Radiocarbon dating can unravel historical mysteries
Profiles in Norwegian science

Photo: Comaniciu Dan / Shutterstock
Two scientists study a skull in a laboratory. Only samples that were once part of a living organism, such as a skull, can be used for radiocarbon dating.
Ilan Kelman
Agder, Norway
When did farming begin in Norway? It is a scientific conundrum given how much the world and Norway’s landscape have changed over the past millennia. To answer this question, one technique that scientists apply is radiocarbon dating.
Radiocarbon dating measures the amount of a radioactive type of carbon, called carbon-14, in a sample. The process begins in the Earth’s air, about 78% of which is nitrogen. Cosmic rays (highly energetic atomic particles) strike nitrogen molecules, changing some of them into carbon-14.
Plants continuously absorb carbon dioxide and are eaten by animals, so carbon-14 enters living organisms. Although this carbon-14 decays at an approximately known rate, turning back into nitrogen, it is always replaced through uptake. Anything alive maintains around the same ratio as the atmosphere of radioactive carbon to nonradioactive carbon.
When a plant or animal dies, it stops taking up new carbon-14 and its carbon-14 decays without replacement. The ratio of radioactive carbon to nonradioactive carbon in the dead organism changes. Measuring this ratio indicates for how long carbon-14 has not been replaced and so how long ago the organism died.
Consequently, only samples that were part of a living organism can be used. Organic material includes wood, parchment, grain, and bone. Ceramic, metal, and stone cannot be radiocarbon dated. Radiocarbon dating can determine age from a few centuries ago up to 50,000 to 55,000 years ago.
From graves or garbage dumps, the bones of people or animals, as well as charcoal from wood fires and remains of plants used for food, materials, or buildings, can be radiocarbon dated.

Photo: Hans Verburg / Shutterstock
A cross section of large cut pine tree shows the growth rings and bark. Wood is another type of sample that can be used for radiocarbon dating.
The earliest radiocarbon date from a site could suggest when humans first arrived there. Certainly, older materials, graves, or dumps could have been destroyed—perhaps by a flood or by people reusing them. Conclusions from radiocarbon dating need to be cross-checked with other techniques that, when available, might be written records, seed analyses to determine plant species changes, or soil layers.
Further complications emerge. Understanding of carbon-14’s decay rate continues to be refined and the air’s radioactive/nonradioactive carbon ratio has changed over time. Calculations must be calibrated for these factors, such as by using tree rings or materials of known (or assumed) age, leading to uncertainties and disagreements.

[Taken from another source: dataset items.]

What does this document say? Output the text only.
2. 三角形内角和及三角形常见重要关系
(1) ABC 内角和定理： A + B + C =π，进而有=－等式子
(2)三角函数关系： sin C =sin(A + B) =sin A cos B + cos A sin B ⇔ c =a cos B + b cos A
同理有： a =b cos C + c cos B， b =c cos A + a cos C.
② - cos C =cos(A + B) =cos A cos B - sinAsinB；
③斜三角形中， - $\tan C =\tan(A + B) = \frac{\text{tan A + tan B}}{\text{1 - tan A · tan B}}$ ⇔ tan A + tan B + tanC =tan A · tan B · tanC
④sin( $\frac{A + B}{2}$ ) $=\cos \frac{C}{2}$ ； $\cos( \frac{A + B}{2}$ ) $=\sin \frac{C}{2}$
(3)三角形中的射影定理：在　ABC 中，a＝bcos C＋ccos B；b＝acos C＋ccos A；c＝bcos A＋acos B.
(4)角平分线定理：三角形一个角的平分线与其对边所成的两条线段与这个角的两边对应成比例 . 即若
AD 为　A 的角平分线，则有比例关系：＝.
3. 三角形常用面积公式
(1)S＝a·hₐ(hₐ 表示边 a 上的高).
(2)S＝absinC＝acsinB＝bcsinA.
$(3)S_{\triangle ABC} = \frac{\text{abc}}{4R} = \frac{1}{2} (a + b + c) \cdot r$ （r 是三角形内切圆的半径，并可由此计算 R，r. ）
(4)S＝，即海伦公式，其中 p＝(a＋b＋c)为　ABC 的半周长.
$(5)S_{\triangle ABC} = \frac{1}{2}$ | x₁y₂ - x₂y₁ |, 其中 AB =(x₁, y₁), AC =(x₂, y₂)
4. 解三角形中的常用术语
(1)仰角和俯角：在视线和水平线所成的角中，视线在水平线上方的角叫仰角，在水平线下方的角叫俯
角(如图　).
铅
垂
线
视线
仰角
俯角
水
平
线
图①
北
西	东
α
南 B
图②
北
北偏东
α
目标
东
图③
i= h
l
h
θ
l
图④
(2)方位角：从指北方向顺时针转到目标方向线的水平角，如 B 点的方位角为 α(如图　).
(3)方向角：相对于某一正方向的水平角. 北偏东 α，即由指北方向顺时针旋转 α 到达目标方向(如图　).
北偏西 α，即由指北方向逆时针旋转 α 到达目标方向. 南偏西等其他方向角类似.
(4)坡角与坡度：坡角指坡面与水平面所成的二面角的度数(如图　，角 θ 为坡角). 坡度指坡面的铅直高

Samples can be contaminated through multiple materials from different time periods or from ocean-based material. The latter is a problem since water has a different radioactive/nonradioactive carbon ratio than air. Further measurements, calibrations, and calculations help to reduce these effects, leading to further disputes regarding the accuracy and precision of a sample’s reported age.

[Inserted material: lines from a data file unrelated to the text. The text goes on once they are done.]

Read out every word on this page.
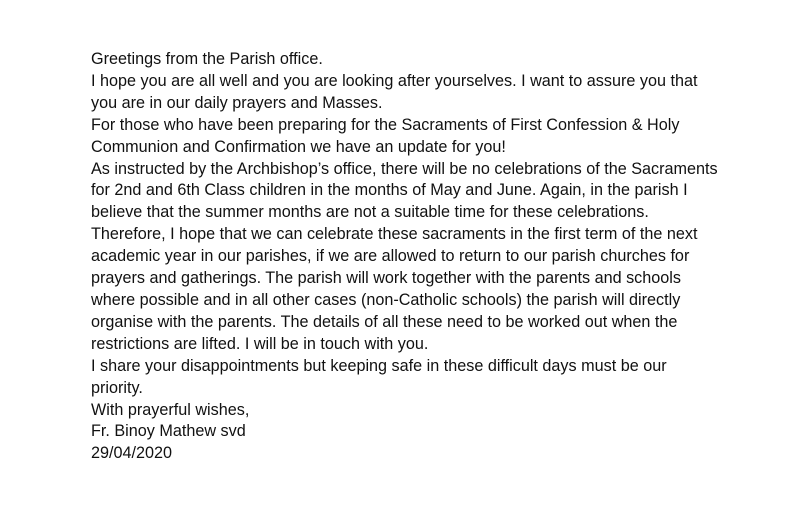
Greetings from the Parish office.
I hope you are all well and you are looking after yourselves. I want to assure you that
you are in our daily prayers and Masses.
For those who have been preparing for the Sacraments of First Confession & Holy
Communion and Confirmation we have an update for you!
As instructed by the Archbishop’s office, there will be no celebrations of the Sacraments
for 2nd and 6th Class children in the months of May and June. Again, in the parish I
believe that the summer months are not a suitable time for these celebrations.
Therefore, I hope that we can celebrate these sacraments in the first term of the next
academic year in our parishes, if we are allowed to return to our parish churches for
prayers and gatherings. The parish will work together with the parents and schools
where possible and in all other cases (non-Catholic schools) the parish will directly
organise with the parents. The details of all these need to be worked out when the
restrictions are lifted. I will be in touch with you.
I share your disappointments but keeping safe in these difficult days must be our
priority.
With prayerful wishes,
Fr. Binoy Mathew svd
29/04/2020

The reported age typically includes uncertainty of a few decades. At a reasonable confidence level, the sample’s age might be listed as 1,540 years old plus-or-minus 25 years, with a most likely age of 1,522 years old (and a range might be included). If a high confidence is desired, then the plus-or-minus might extend to 30 or more years.
Radiocarbon dating was developed in the 1940s and initially required grams of a sample for an analysis taking up to a month. Today, micrograms of a sample suffice to produce a result in less than an hour.

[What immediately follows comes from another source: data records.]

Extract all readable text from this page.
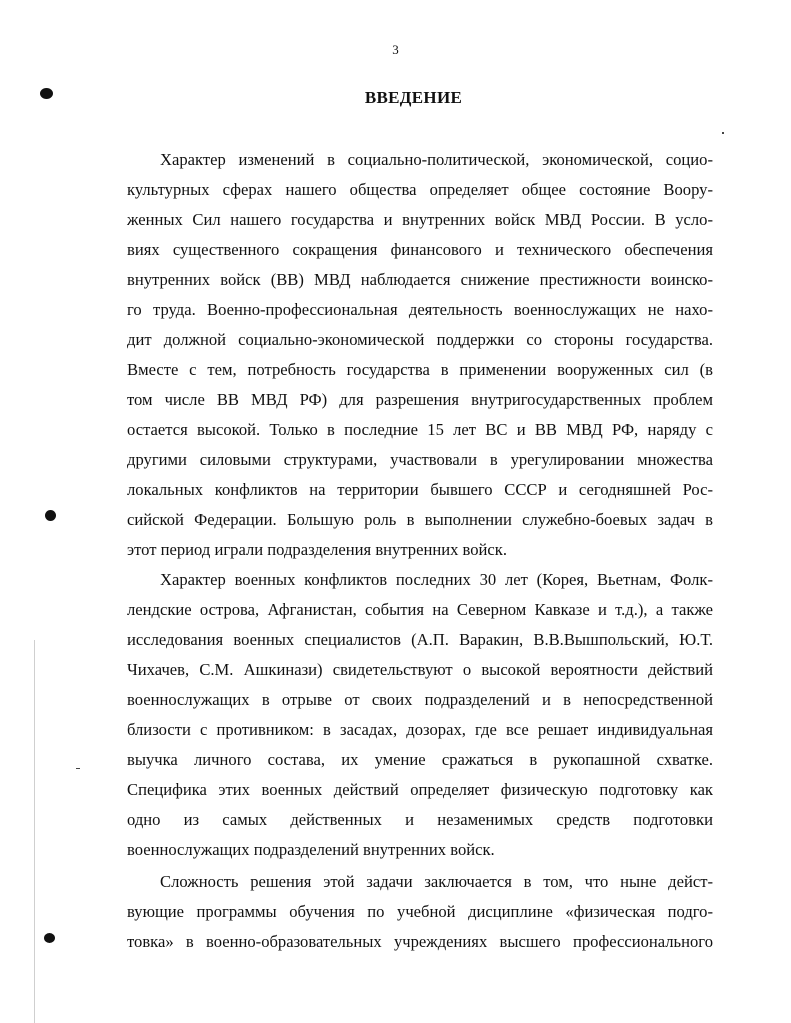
3
ВВЕДЕНИЕ
Характер изменений в социально-политической, экономической, социо-
культурных сферах нашего общества определяет общее состояние Воору-
женных Сил нашего государства и внутренних войск МВД России. В усло-
виях существенного сокращения финансового и технического обеспечения
внутренних войск (ВВ) МВД наблюдается снижение престижности воинско-
го труда. Военно-профессиональная деятельность военнослужащих не нахо-
дит должной социально-экономической поддержки со стороны государства.
Вместе с тем, потребность государства в применении вооруженных сил (в
том числе ВВ МВД РФ) для разрешения внутригосударственных проблем
остается высокой. Только в последние 15 лет ВС и ВВ МВД РФ, наряду с
другими силовыми структурами, участвовали в урегулировании множества
локальных конфликтов на территории бывшего СССР и сегодняшней Рос-
сийской Федерации. Большую роль в выполнении служебно-боевых задач в
этот период играли подразделения внутренних войск.
Характер военных конфликтов последних 30 лет (Корея, Вьетнам, Фолк-
лендские острова, Афганистан, события на Северном Кавказе и т.д.), а также
исследования военных специалистов (А.П. Варакин, В.В.Вышпольский, Ю.Т.
Чихачев, С.М. Ашкинази) свидетельствуют о высокой вероятности действий
военнослужащих в отрыве от своих подразделений и в непосредственной
близости с противником: в засадах, дозорах, где все решает индивидуальная
выучка личного состава, их умение сражаться в рукопашной схватке.
Специфика этих военных действий определяет физическую подготовку как
одно из самых действенных и незаменимых средств подготовки
военнослужащих подразделений внутренних войск.
Сложность решения этой задачи заключается в том, что ныне дейст-
вующие программы обучения по учебной дисциплине «физическая подго-
товка» в военно-образовательных учреждениях высшего профессионального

Steinar Solheim and colleagues at the University of Oslo’s Museum of Cultural History have been using radiocarbon dating to understand better when Norwegians shifted from mainly hunting, fishing, and gathering to including agriculture and domesticated animals. With charred wood and cereal grains from thousands of samples across hundreds of sites in southeastern Norway, they combined radiocarbon dating and other techniques to map in place and time how farming entered and spread across Norway.
Farming was definitely significant at or before 4,000 years ago. It might have begun up to 6,455 years ago, although most likely between 5,545 and 5,050 years ago. Farming was widespread in southeastern Norway from, at minimum, 2,400 years ago. Research continues to determine how early Norwegians thrived and survived from the land’s richness.